The tower is a reclaimed former U.S. Air Force radar site built in 1965 and abandoned when the Canal Zone was transferred to Panama. Luckily Raul Arias de Para had a vision for this “giant beer can” and acquired it in 1996, transforming it into a mecca for birders and ecotourism. The lower floors are for lodging, each room with a window opening to the rain forest. The upper floor houses a large dining room, lounge, and library. The tower sits on top of a tall hill within the Soberania National Park, about 2 miles from the canal.
Ants figure prominently in the taxonomy of Panamanian birds. There are Antbirds, Antpittas, Antshrikes, Ant-Tanagers, Antthrushes, Antvireos, and Antwrens. What’s their schtick? Even the tropical novice trudging through the rainforest can’t help but notice the numerous ant highways traversing the trails. At first you see a long line of upright leaves, seemingly moving by magic. Closer inspection shows the leaves are carried by Leafcutter Ants, heading to who knows where.
The birds don’t eat the crusty ants themselves, but have learned to follow the ant swarms, ambushing the other hapless creatures that are fleeing the marauding Army Ants. We birders in turn seek the birds, that seek the insects, that escape the ants. Some claim that you can hear an approaching ant swarm as their million of feet rustle the leaves on the jungle floor. In short, when encountering an ant swarm, get ready. The birds can’t be far behind.
I was in Panama this November, near the end of the rainy season. Rain, sweat, dew, puddles, mud, humidity, and any other form of moisture you can imagine were part of the experience.
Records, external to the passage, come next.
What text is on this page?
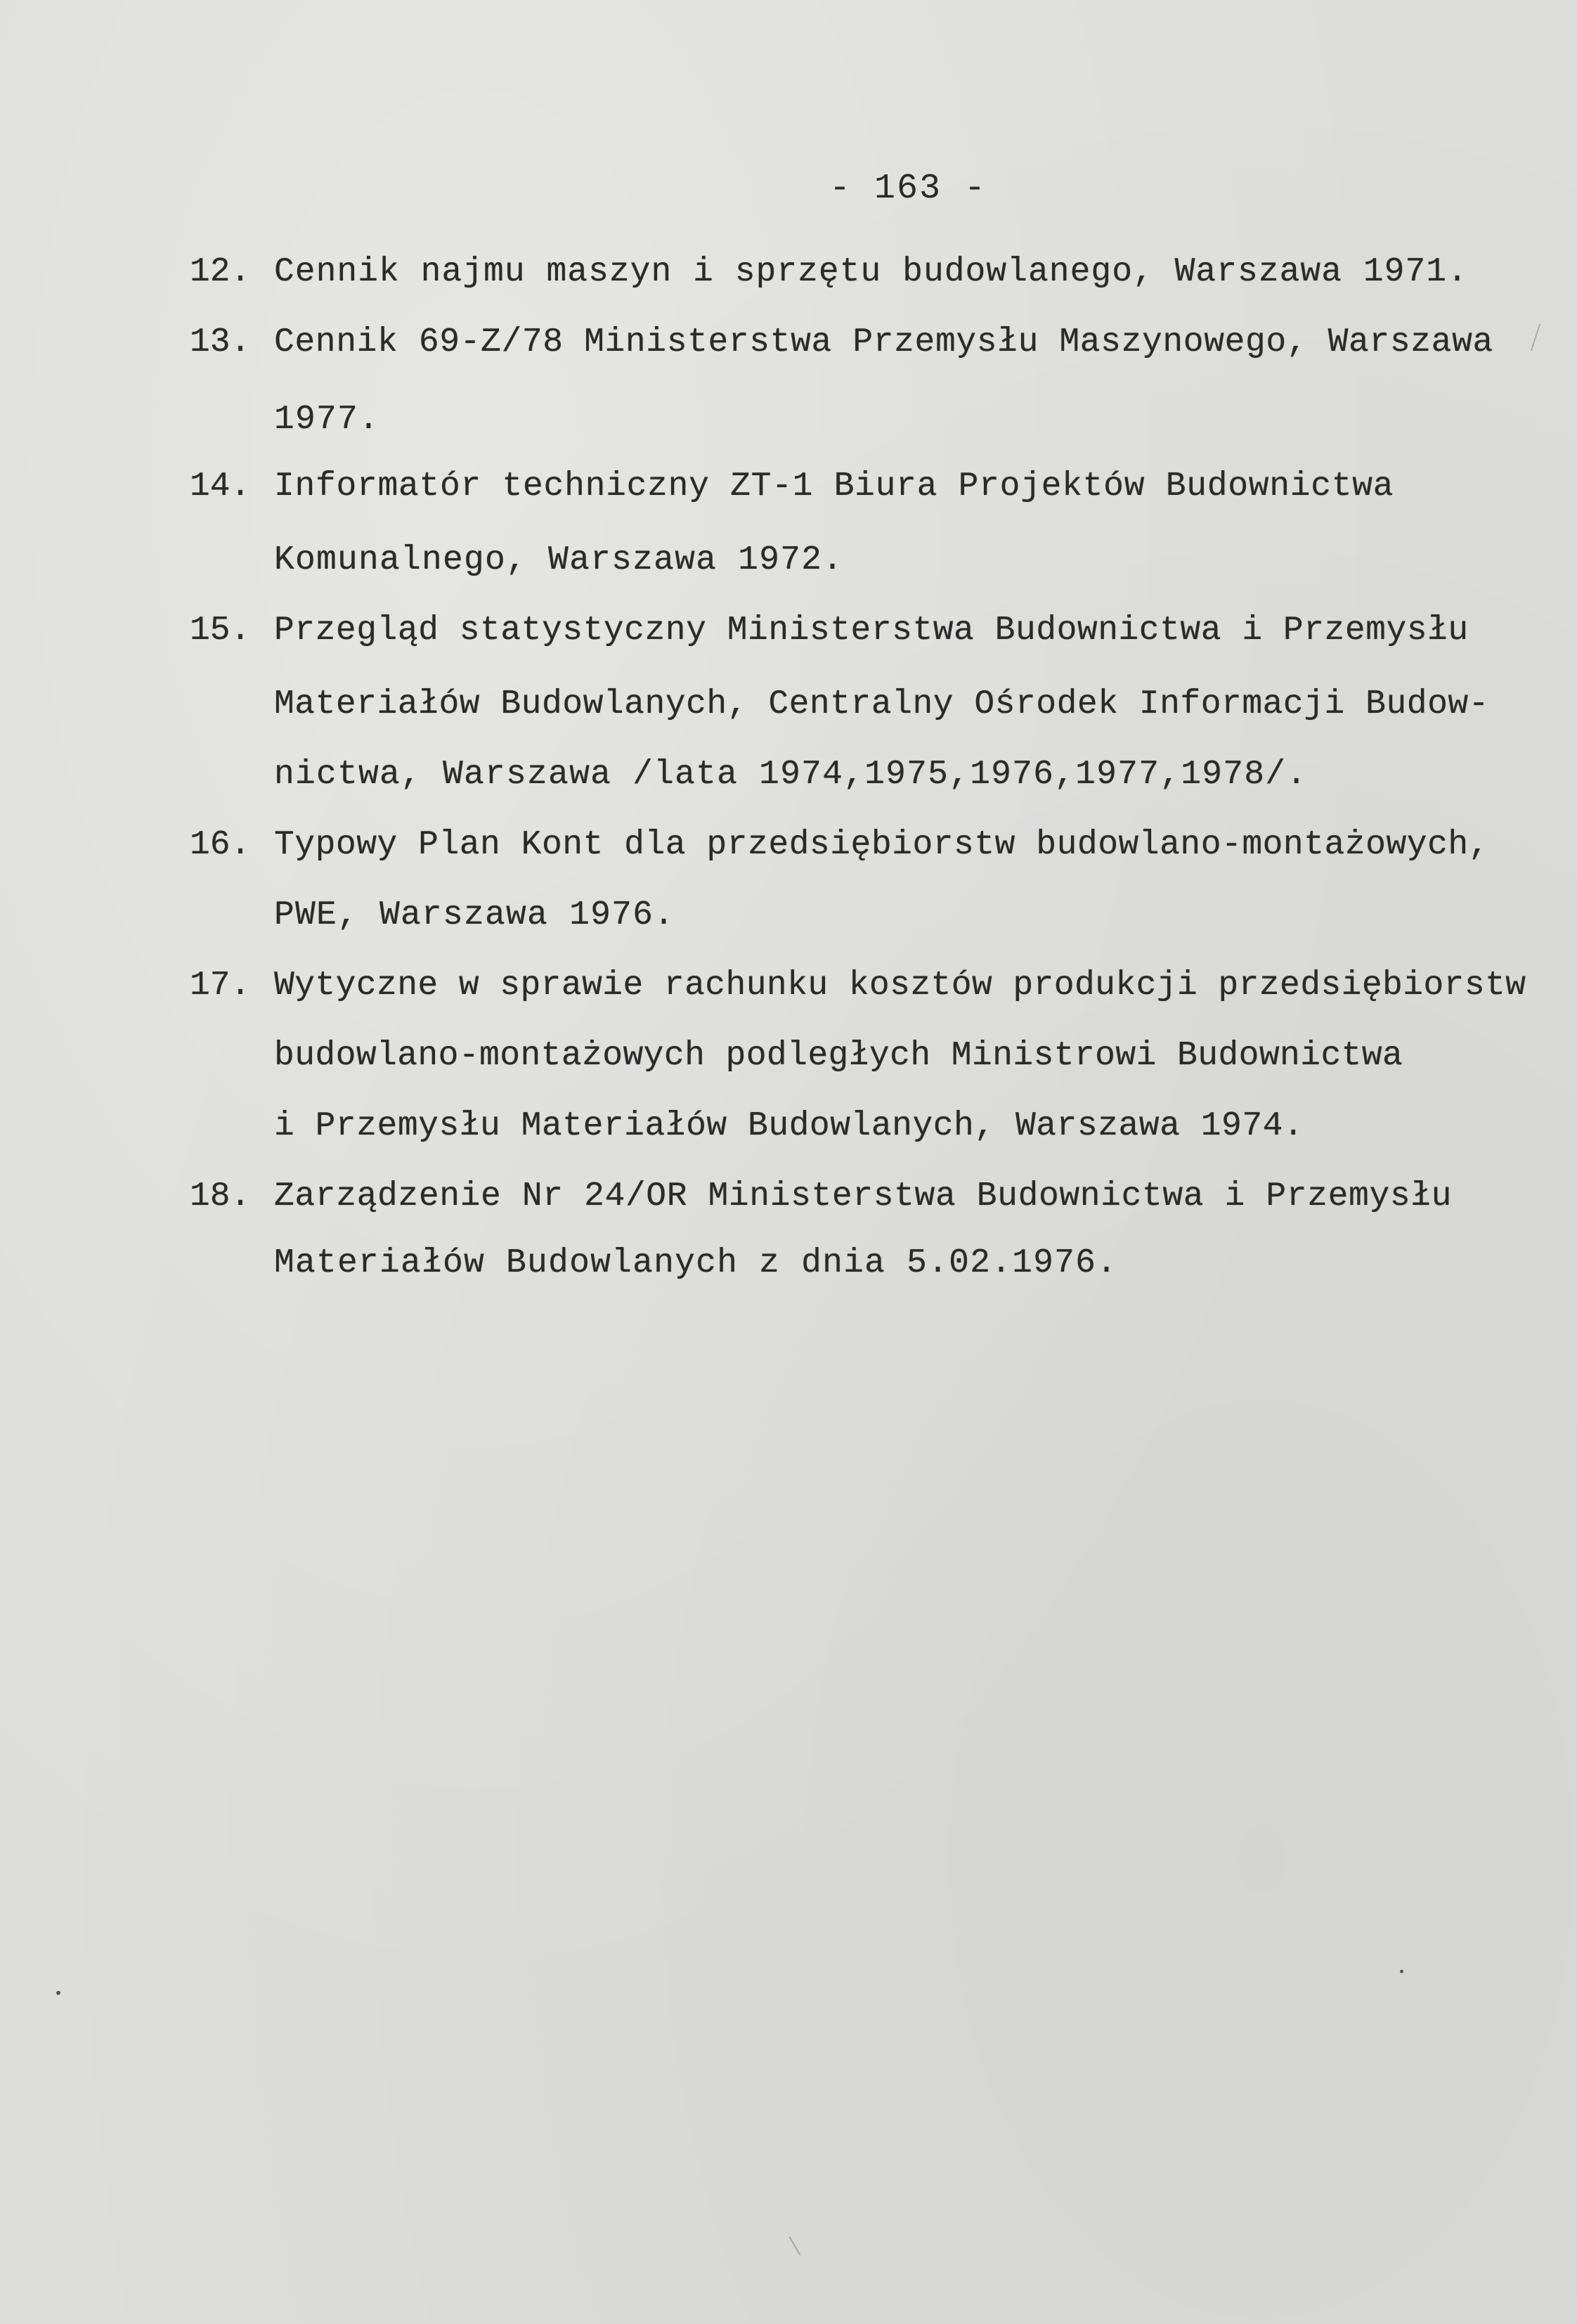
- 163 -
12. Cennik najmu maszyn i sprzętu budowlanego, Warszawa 1971.
13. Cennik 69-Z/78 Ministerstwa Przemysłu Maszynowego, Warszawa
1977.
14. Informatór techniczny ZT-1 Biura Projektów Budownictwa
Komunalnego, Warszawa 1972.
15. Przegląd statystyczny Ministerstwa Budownictwa i Przemysłu
Materiałów Budowlanych, Centralny Ośrodek Informacji Budow-
nictwa, Warszawa /lata 1974,1975,1976,1977,1978/.
16. Typowy Plan Kont dla przedsiębiorstw budowlano-montażowych,
PWE, Warszawa 1976.
17. Wytyczne w sprawie rachunku kosztów produkcji przedsiębiorstw
budowlano-montażowych podległych Ministrowi Budownictwa
i Przemysłu Materiałów Budowlanych, Warszawa 1974.
18. Zarządzenie Nr 24/OR Ministerstwa Budownictwa i Przemysłu
Materiałów Budowlanych z dnia 5.02.1976.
No AC, nothing stays dry, just get use to being hot and damp in order to enjoy birding in the rainforest. I even had difficulty keeping my eyeglasses and lenses from fogging, often when that special “rare bird” was making an infrequent appearance. You can’t win them all.
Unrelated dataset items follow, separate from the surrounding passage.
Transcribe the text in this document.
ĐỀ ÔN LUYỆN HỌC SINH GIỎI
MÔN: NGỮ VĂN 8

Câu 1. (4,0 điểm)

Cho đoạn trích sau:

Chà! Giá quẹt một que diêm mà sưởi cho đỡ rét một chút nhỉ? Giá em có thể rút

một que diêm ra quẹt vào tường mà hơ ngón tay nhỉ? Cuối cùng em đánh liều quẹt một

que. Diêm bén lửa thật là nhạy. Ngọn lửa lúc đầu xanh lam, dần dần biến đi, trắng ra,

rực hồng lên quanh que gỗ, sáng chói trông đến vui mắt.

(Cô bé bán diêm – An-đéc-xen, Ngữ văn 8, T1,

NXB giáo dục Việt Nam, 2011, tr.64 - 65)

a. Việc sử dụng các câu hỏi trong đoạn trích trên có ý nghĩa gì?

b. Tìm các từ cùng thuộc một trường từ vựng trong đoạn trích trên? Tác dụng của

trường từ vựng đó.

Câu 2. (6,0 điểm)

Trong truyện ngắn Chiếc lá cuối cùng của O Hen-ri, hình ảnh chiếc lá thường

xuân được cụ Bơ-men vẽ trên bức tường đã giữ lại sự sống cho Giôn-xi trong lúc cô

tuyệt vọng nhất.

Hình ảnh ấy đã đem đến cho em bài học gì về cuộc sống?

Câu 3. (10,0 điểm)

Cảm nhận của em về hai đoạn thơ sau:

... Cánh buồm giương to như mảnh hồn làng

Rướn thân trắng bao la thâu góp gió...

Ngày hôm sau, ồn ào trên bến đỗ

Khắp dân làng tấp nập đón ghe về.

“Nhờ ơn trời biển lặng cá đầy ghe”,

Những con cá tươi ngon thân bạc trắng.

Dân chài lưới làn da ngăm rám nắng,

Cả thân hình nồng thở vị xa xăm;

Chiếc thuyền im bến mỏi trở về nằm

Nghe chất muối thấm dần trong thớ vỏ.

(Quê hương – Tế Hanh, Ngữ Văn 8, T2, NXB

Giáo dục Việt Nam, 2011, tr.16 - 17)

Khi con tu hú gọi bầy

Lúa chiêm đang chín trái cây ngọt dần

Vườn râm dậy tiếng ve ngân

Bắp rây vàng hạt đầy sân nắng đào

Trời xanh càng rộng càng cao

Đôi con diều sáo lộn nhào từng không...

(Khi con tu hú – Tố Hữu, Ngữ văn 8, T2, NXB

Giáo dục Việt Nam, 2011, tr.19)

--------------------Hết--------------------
What is it about the tropics that fosters so much spectacular color in its resident birds? Oh, we have our Cardinal and Jays, but most of our residents pale against the tropical gems. The Blue Cotinga, various Manakins, Trogons, Motmots, and Honeycreepers startle one when first seen. Then there are the iridescent Hummingbirds–we saw 10 species of these beauties during the week.
Birding in the thick jungle, and bird photography in particular are difficult. Good guides are invaluable, and we had two of the best. Gavin Bieber, from Tucson Arizona, has been guiding in Panama several times a year for 10 years. His patience and expertise were readily apparent, and several in our group had birded with him before. I particularly appreciated his knowledge and discussion of avian taxonomy, explaining in the field how a particular birds fits into the greater classification scheme. His birding banter, both serious and in jest, made these day-long jaunts wonderful.
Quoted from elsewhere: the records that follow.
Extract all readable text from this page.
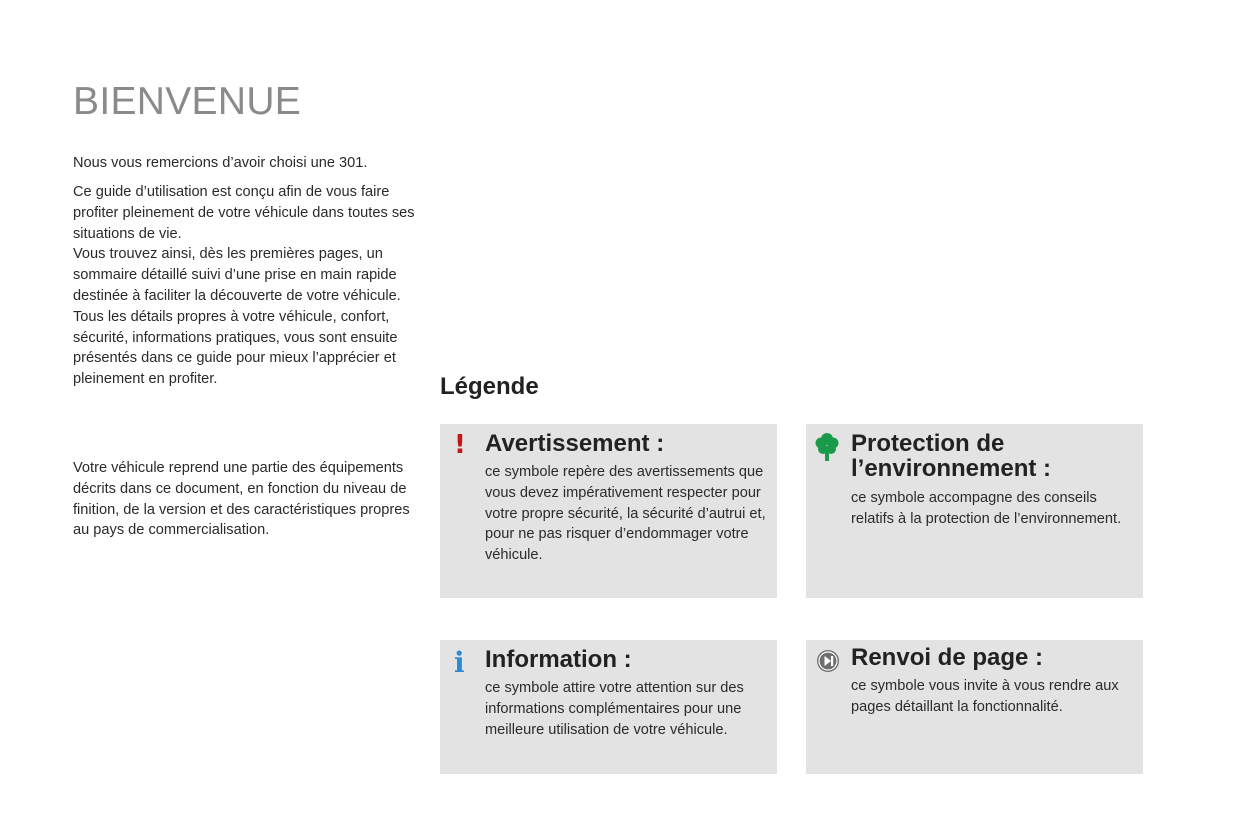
BIENVENUE

Nous vous remercions d’avoir choisi une 301.

Ce guide d’utilisation est conçu afin de vous faire profiter pleinement de votre véhicule dans toutes ses situations de vie.
Vous trouvez ainsi, dès les premières pages, un sommaire détaillé suivi d’une prise en main rapide destinée à faciliter la découverte de votre véhicule.
Tous les détails propres à votre véhicule, confort, sécurité, informations pratiques, vous sont ensuite présentés dans ce guide pour mieux l’apprécier et pleinement en profiter.

Votre véhicule reprend une partie des équipements décrits dans ce document, en fonction du niveau de finition, de la version et des caractéristiques propres au pays de commercialisation.

Légende
! Avertissement :

ce symbole repère des avertissements que vous devez impérativement respecter pour votre propre sécurité, la sécurité d’autrui et, pour ne pas risquer d’endommager votre véhicule.

Protection de l’environnement :

ce symbole accompagne des conseils relatifs à la protection de l’environnement.

i Information :

ce symbole attire votre attention sur des informations complémentaires pour une meilleure utilisation de votre véhicule.

Renvoi de page :

ce symbole vous invite à vous rendre aux pages détaillant la fonctionnalité.
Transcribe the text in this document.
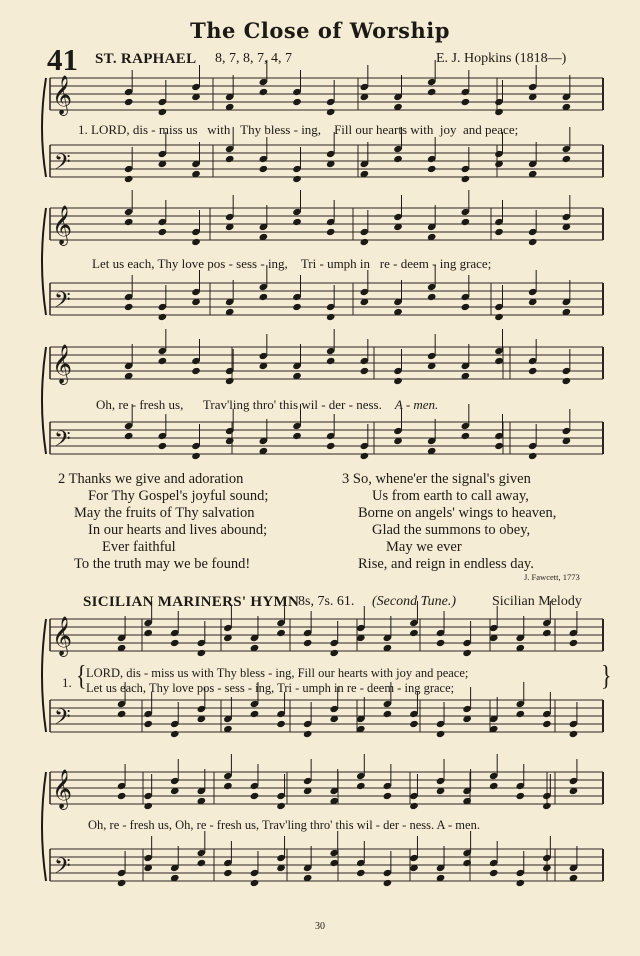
The Close of Worship
41 ST. RAPHAEL 8, 7, 8, 7, 4, 7	E. J. Hopkins (1818—)
𝄞
𝄢
𝄞
𝄢
𝄞
𝄢
𝄞
𝄢
𝄞
𝄢
1. LORD, dis - miss us with Thy bless - ing, Fill our hearts with joy and peace;
Let us each, Thy love pos - sess - ing, Tri - umph in re - deem - ing grace;
Oh, re - fresh us, Trav'ling thro' this wil - der - ness. A - men.
2 Thanks we give and adoration
For Thy Gospel's joyful sound;
May the fruits of Thy salvation
In our hearts and lives abound;
Ever faithful
To the truth may we be found!
3 So, whene'er the signal's given
Us from earth to call away,
Borne on angels' wings to heaven,
Glad the summons to obey,
May we ever
Rise, and reign in endless day.
J. Fawcett, 1773
SICILIAN MARINERS' HYMN
8s, 7s. 61. (Second Tune.)	Sicilian Melody
1. { LORD, dis - miss us with Thy bless - ing, Fill our hearts with joy and peace;
Let us each, Thy love pos - sess - ing, Tri - umph in re - deem - ing grace;	}
Oh, re - fresh us, Oh, re - fresh us, Trav'ling thro' this wil - der - ness. A - men.
30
Our local guide was Danilo Rodriquez Jr., a member of the Canopy Tower staff. How does such a young person become such an expert birder? His whistles and tweets could seemingly mimic and call-in any species. I still can’t figure out how he spotted that Black-and-White Owl high in the tree, or that Great Potoo hugging the trunk. Between Gavin and Danilo I felt we were birding among the giants of their profession.
The Tower was our base of operation for the week, but the guides also took us to famous near-by hotspots including the Pipeline Road, Ammo Dump Pond, Gamboa, Colon, and the amazing Hummingbird House of Jerry and Linda Harrison. I’ll have to leave a description of those to another day and post.
I know, it’s not about the numbers, but they are impressive. Panama, a small country at the narrow intersection of two continents, has recorded sightings of 978 bird species, many more than the entire U.S. Many of our northern birds reach the southern limit of their ranges at the isthmus, and likewise, many of the South American birds reach their northern limits in the same area. This creates an inviting avian menagerie in Panama. My total count for the trip was 211 species, (I would have seen a few more except for foggy glasses) and my life list jumped by 148, but who’s counting.